Ce furent d’abord une douzaine de valets de pied marchant deux à deux, tous tenant une hallebarde en main et vêtus de la même livrée marron.

Derrière eux venait une espèce de géant à longue barbe, portant une grande hache sur son épaule gauche, et les manches de sa chemise de toile grossière relevées au-dessus des coudes, puis un prêtre marmottant des prières sur son bréviaire, et immédiatement après parut une femme vêtue de noir, le cou nu et la tête couverte d’un châle qui lui cachait le visage. Tout près d’elle marchait un homme de haute taille, à l’air hautain avec des traits durs et un grand nez en bec d’aigle. Il portait une toque de velours ornée d’une plume retenue par une boucle en diamants qui scintillaient sous la lumière du matin. Mais ses yeux noirs brillaient d’un éclat plus vif que les pierreries sous ses sourcils touffus, et dardaient des éclairs sinistres et menaçants. Douze autres valets vêtus de livrées marron fermaient la marche de ce singulier cortège.

La femme défaillit au pied de l’échafaud, mais l’homme qui était auprès d’elle la releva avec une poussée si brusque qu’elle buta contre la dernière marche, et elle serait tombée si elle ne s’était retenue au bras du prêtre. Arrivée sur la plate-forme, ses yeux rencontrèrent le terrible billot, elle poussa un cri et se rejeta en arrière. Mais de nouveau l’homme la poussa, et deux des suivants la saisirent chacun par un poignet et la traînèrent en avant.

— Oh ! Maurice, Maurice, criait-elle. Je ne suis pas prête à mourir. Oh ! pardonnez-moi, Maurice ; si vous espérez être pardonné vous-même, Maurice ! Maurice !

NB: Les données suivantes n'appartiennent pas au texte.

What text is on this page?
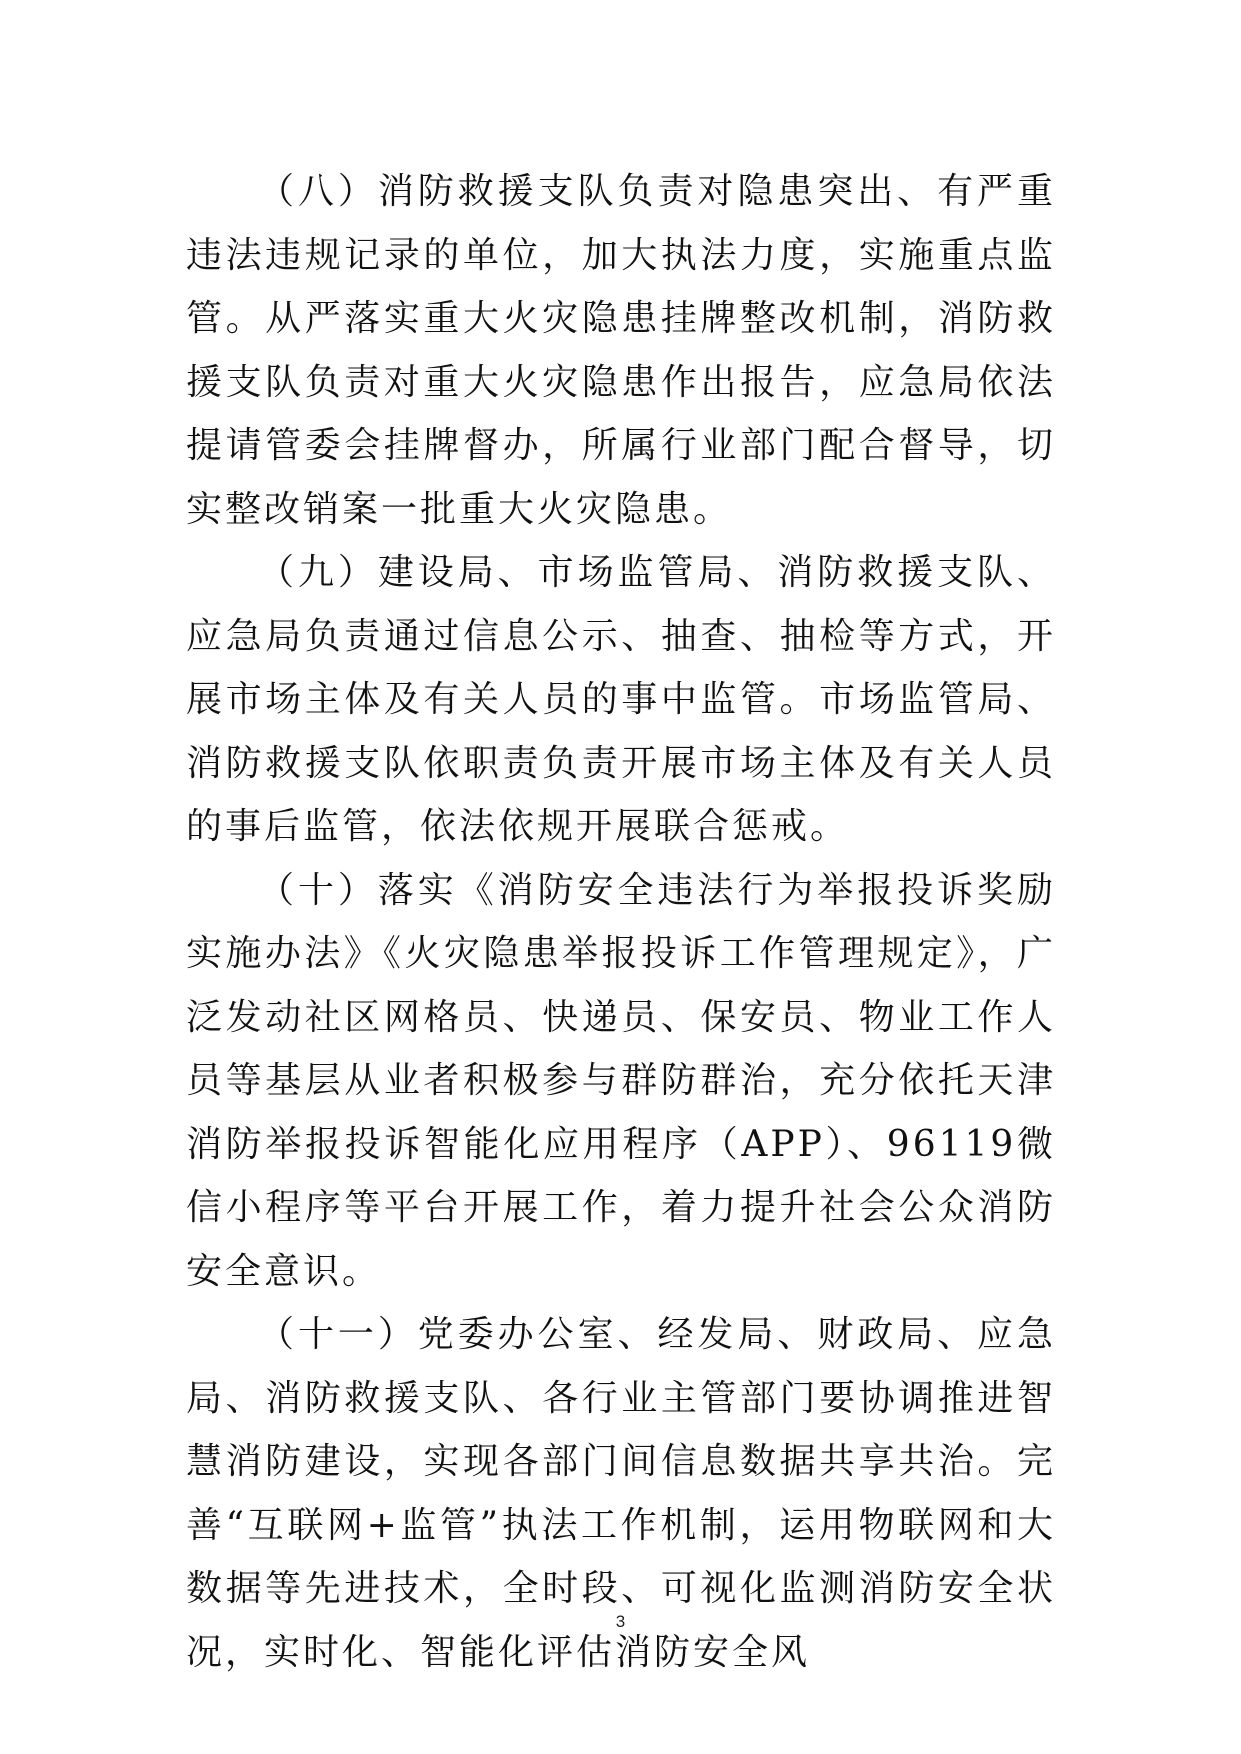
（八）消防救援支队负责对隐患突出、有严重违法违规记录的单位，加大执法力度，实施重点监管。从严落实重大火灾隐患挂牌整改机制，消防救援支队负责对重大火灾隐患作出报告，应急局依法提请管委会挂牌督办，所属行业部门配合督导，切实整改销案一批重大火灾隐患。

（九）建设局、市场监管局、消防救援支队、应急局负责通过信息公示、抽查、抽检等方式，开展市场主体及有关人员的事中监管。市场监管局、消防救援支队依职责负责开展市场主体及有关人员的事后监管，依法依规开展联合惩戒。

（十）落实《消防安全违法行为举报投诉奖励实施办法》《火灾隐患举报投诉工作管理规定》，广泛发动社区网格员、快递员、保安员、物业工作人员等基层从业者积极参与群防群治，充分依托天津消防举报投诉智能化应用程序（APP）、96119微信小程序等平台开展工作，着力提升社会公众消防安全意识。

（十一）党委办公室、经发局、财政局、应急局、消防救援支队、各行业主管部门要协调推进智慧消防建设，实现各部门间信息数据共享共治。完善“互联网+监管”执法工作机制，运用物联网和大数据等先进技术，全时段、可视化监测消防安全状况，实时化、智能化评估消防安全风

3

Elle se débattait pour saisir sa main, sa manche, mais il restait debout, la main sur la poignée de son épée, les yeux fixés sur elle avec une expression de dureté où se mêlaient des éclairs de joie. Elle détourna la tête et rejeta le châle qui cachait son visage.

— Ah ! Sire, s’écria-t-elle, Sire, si vous pouviez me voir, maintenant !

À ce cri, et à la vue de cette belle figure pâle, Catinat, qui avait suivi toute la scène, se sentit frappé comme par la foudre ; en effet cette femme qui se tenait là, à côté de ce billot, c’était celle qui avait été la plus puissante, la plus spirituelle, la plus belle des femmes de France, Françoise de Montespan, hier encore la favorite du roi.